AMA: Council Cuts CME Baby in Half; Delegates Aren't Buying It

Thanks to the Healthy Skepticism listserv I was guided to this news piece from the family medicine academy (AAFP):

The AMA's Council on Ethical and Judicial Affairs (CEJA) came out with a report on the funding of CME programs by industry that seems to have attempted to Solomonic task of cutting the baby in half to satisfy the warring factions. The AAFP president spoke in favor of the CEJA report, but ultimately the AMA's House of Delegates returned the report to CEJA for some fine-tuning before it could be adopted.

The Solomon business consisted of developing two categories: "ethically preferable" and "ethically permissible." In a nutshell, "ethically preferable" corresponds to what in HOOKED I called the divestment strategy, of getting financial conflicts of interest out of CME, period. That strategy also happens to match what the recent IOM report called for in CME funding. "Ethically permissible" corresponds to an optimal management strategy, allowing some conflicts of interest and attempting to create strict rules and firewalls to control them.

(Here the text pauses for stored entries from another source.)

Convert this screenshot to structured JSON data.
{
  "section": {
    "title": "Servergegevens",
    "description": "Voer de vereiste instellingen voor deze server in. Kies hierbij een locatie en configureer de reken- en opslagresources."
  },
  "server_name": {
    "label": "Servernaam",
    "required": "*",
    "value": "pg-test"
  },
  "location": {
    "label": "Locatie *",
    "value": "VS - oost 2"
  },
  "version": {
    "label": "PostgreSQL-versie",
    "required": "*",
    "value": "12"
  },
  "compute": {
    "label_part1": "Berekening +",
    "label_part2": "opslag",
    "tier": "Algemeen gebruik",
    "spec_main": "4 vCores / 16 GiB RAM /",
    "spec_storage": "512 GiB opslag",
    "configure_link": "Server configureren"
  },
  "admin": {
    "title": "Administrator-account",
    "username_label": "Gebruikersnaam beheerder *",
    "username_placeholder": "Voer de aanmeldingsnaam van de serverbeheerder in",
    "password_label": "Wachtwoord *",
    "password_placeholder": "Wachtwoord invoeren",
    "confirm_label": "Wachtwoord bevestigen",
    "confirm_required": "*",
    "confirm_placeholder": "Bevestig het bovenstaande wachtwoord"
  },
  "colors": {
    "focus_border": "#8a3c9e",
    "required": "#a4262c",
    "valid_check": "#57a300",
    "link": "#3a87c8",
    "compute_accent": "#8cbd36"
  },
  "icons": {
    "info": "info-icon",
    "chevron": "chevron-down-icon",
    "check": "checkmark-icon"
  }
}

Critics of the report immediately pointed out that CEJA had never previously issued a report with these two categories before. The thrust of the testimony against the report appeared to focus on the heavy dependence that CME programs now have on industry funding. In reply, Richard Frankenstein, a pulmonologist and past president of the California Medical Association, said that physicians should get into the habit of paying for their own CME themselves, and realizing that industry would not fund CME unless they saw a direct dollars-and-cents benefit on their balance sheet. As best as one could intuit from reading this report, the delegates did not cheer wildly at that speech.

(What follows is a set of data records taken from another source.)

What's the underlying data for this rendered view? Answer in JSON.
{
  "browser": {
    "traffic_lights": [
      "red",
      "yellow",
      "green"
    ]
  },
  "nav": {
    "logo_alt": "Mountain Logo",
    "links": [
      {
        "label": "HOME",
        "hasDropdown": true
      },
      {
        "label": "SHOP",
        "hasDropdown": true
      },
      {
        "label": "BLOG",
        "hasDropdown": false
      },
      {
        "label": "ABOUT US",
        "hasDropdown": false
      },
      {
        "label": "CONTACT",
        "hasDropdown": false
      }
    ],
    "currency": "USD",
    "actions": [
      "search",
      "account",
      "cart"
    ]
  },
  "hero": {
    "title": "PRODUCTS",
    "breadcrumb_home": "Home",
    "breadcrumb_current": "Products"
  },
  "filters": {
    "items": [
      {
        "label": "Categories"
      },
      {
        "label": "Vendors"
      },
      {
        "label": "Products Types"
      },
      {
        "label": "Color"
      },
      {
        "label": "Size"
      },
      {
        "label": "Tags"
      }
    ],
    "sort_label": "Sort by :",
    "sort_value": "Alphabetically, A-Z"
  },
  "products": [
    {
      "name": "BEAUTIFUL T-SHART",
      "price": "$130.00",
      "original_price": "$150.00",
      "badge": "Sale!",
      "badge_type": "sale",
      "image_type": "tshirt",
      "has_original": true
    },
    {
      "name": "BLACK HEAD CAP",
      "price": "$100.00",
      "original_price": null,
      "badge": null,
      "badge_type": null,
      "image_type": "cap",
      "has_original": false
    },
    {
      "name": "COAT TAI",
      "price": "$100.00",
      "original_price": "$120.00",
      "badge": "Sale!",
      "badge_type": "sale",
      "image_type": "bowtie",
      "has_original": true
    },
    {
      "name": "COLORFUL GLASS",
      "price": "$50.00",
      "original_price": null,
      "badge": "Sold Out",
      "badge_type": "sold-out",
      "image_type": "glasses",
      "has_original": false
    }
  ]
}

The article, adopting the reticent tone of most in-house medical journalism, steered clear of the critical question, "In sending the report back to CEJA for refinement s0-called, what changes did the majority of the delegates wish to see, really?" The final paragraph of the story gives the broadest hint--the delegates did not like the terms "ethically preferable" vs. "ethically permissible" because they suggest that one set of practices is ethically less good than the other. (Well, duh.) The delegates wanted to see a report that did not use those categories.

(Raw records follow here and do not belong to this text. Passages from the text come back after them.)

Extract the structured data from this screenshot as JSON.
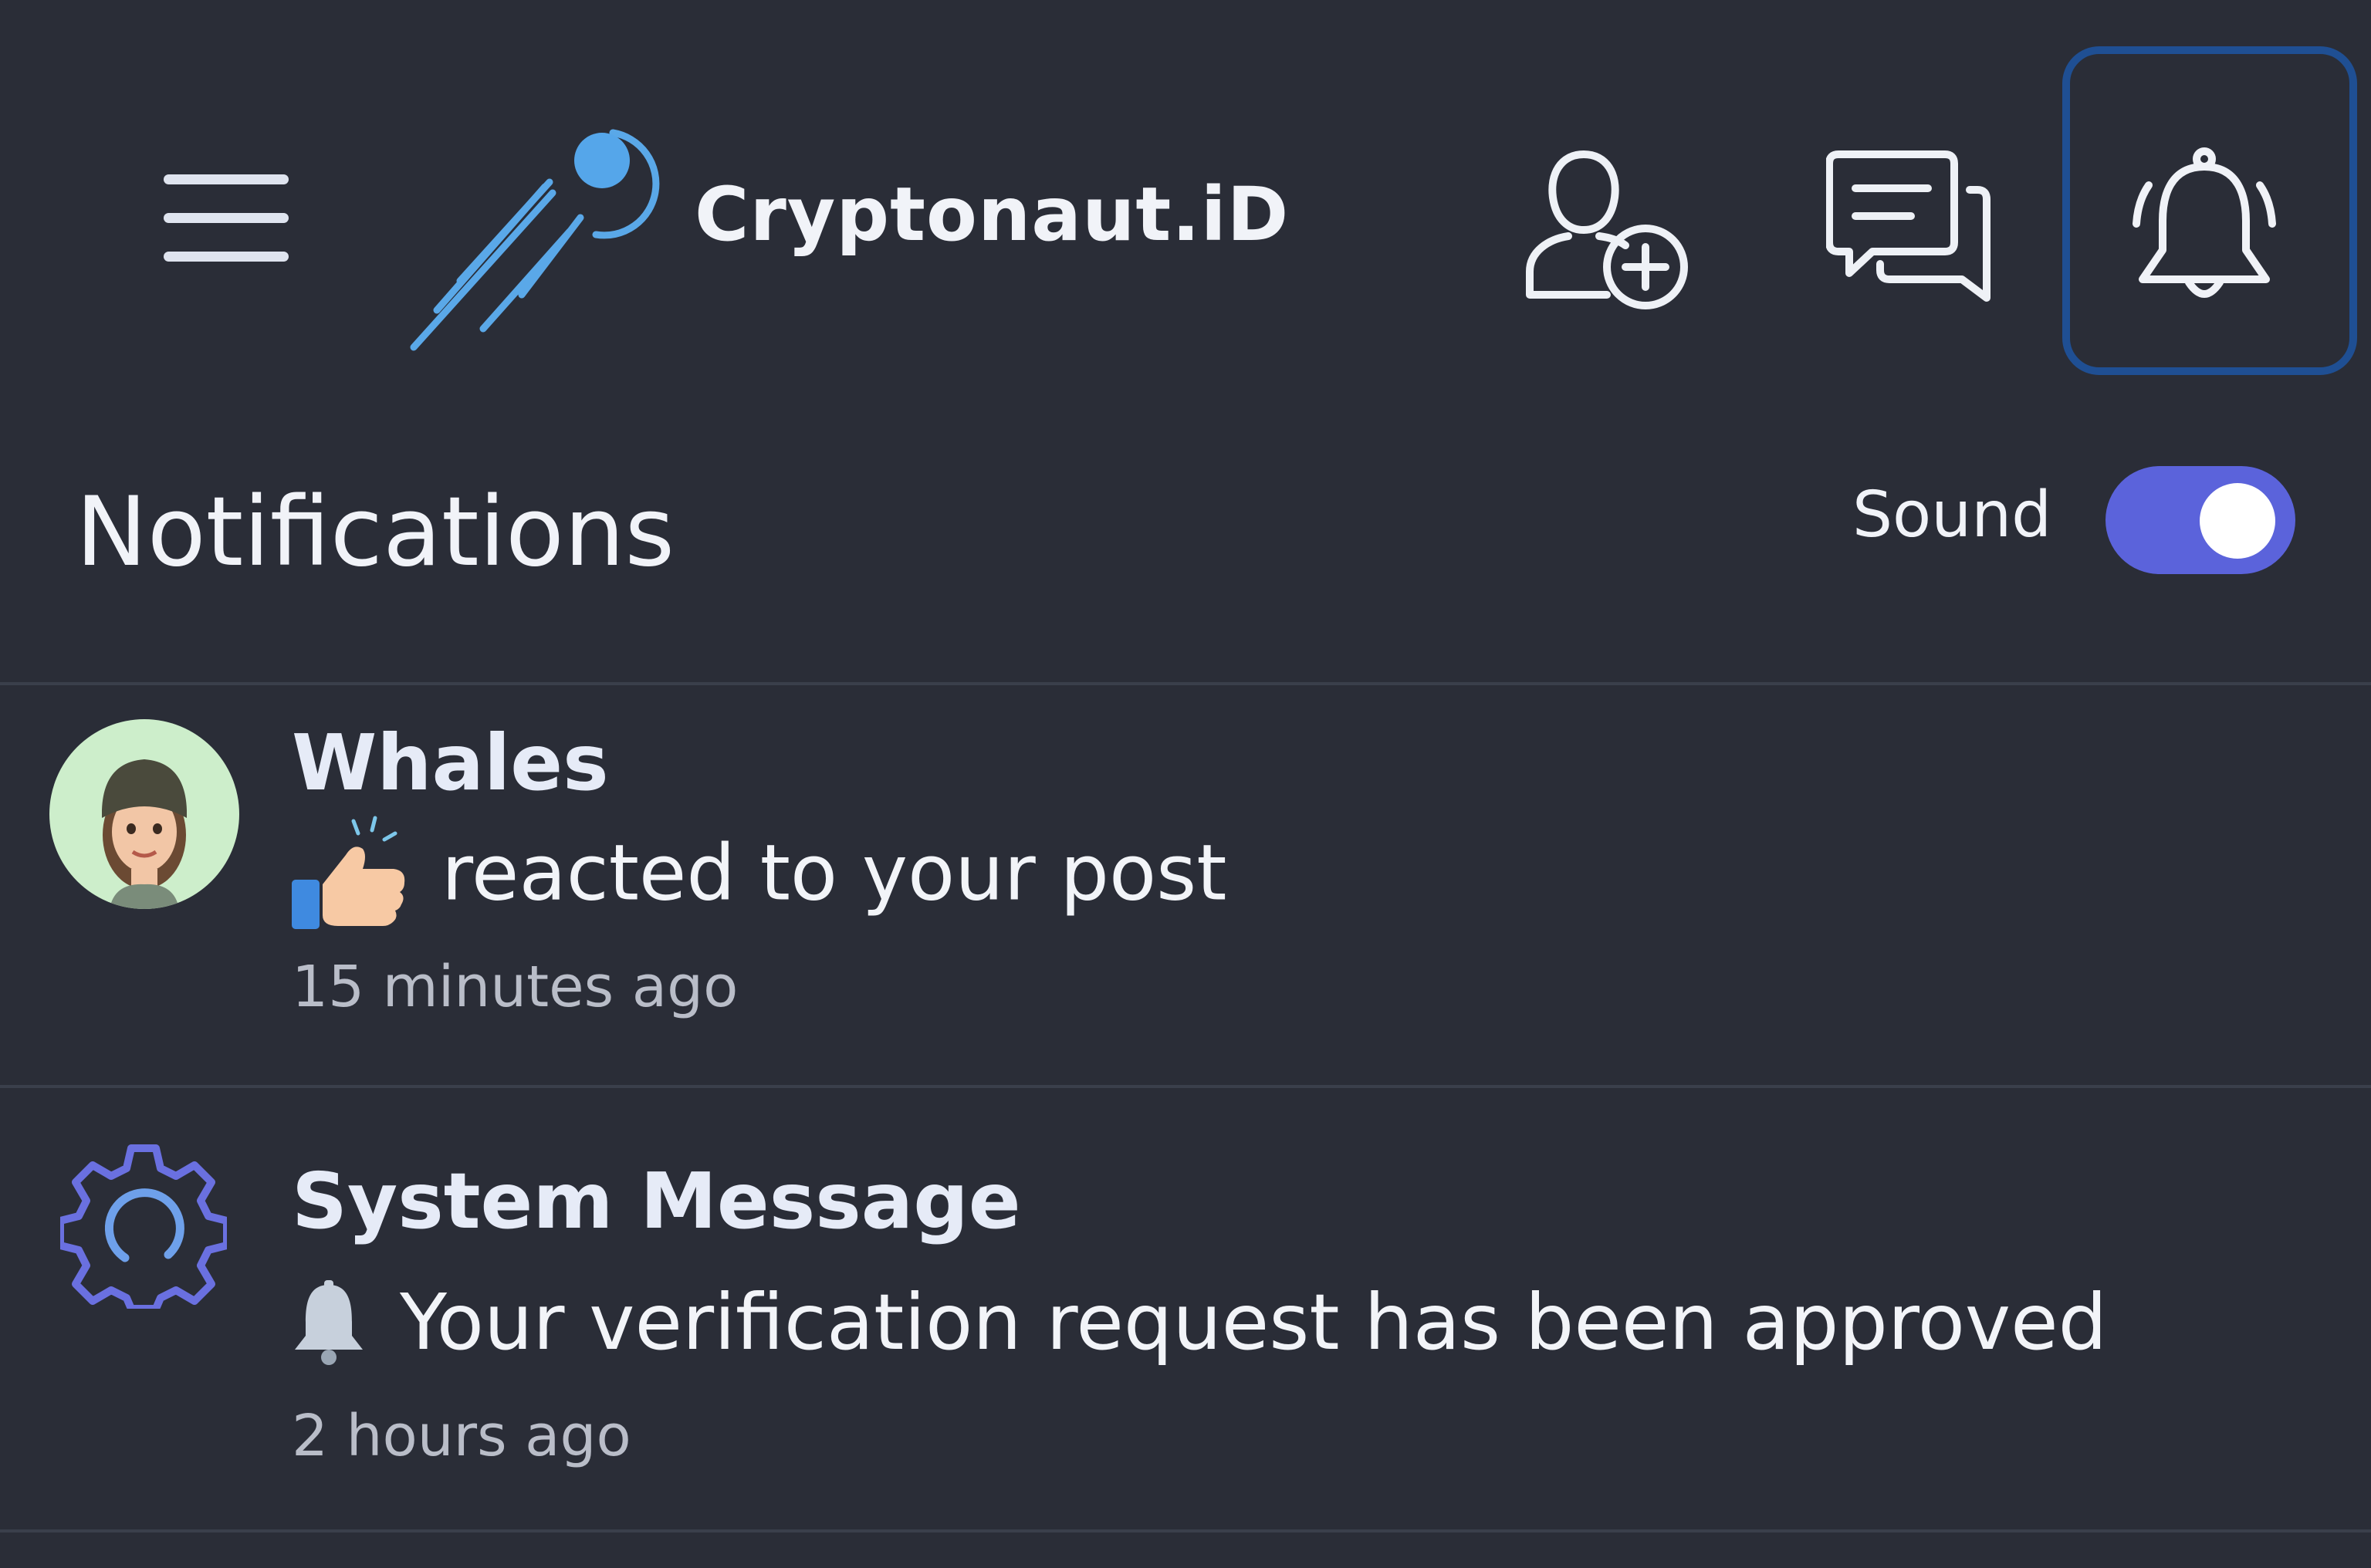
{
  "header": {
    "brand": "Cryptonaut.iD",
    "menu_icon": "hamburger-menu-icon",
    "logo_icon": "comet-logo-icon",
    "actions": [
      "add-user-icon",
      "messages-icon",
      "bell-icon"
    ],
    "accent_color": "#1f4f93"
  },
  "notifications_header": {
    "title": "Notifications",
    "sound_label": "Sound",
    "sound_enabled": true,
    "toggle_color": "#5b63db"
  },
  "notifications": [
    {
      "title": "Whales",
      "body": "reacted to your post",
      "time": "15 minutes ago",
      "icon": "thumbs-up-emoji-icon",
      "avatar": "user-avatar"
    },
    {
      "title": "System Message",
      "body": "Your verification request has been approved",
      "time": "2 hours ago",
      "icon": "bell-emoji-icon",
      "avatar": "gear-icon"
    }
  ]
}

If CEJA cannot cut the baby in half and get off the hook that way, then what do the delegates want of them? Apparently it is not that they would state flatly that industry support of CME is unethical. So the only alternative would be to give the full ethical seal of approval to the status quo--where conflicts of interest are "strictly managed" and we continue to pay for more than half of all CME with industry money.

We bioethics folk have seen this move before. Every time CEJA acts responsibly and professionally (as they most generally do, having decent members and an excellent staff), and tries to call the medical profession to a higher ethical standard than commonly exists in the community, the House of Delegates is likely to take umbrage--"what! me unethical?" -- and force them to back off. Short version: don't expect real ethical insight about controversial aspects of CME any time soon from the AMA.

My own personal plea to CEJA would be not to "fine tune" the report and to let it die. If the House of Delegates in its infinite wisdom does not want ethics, fine--let them not have it. But don't pander to the bottom feeders by watering down the report even more.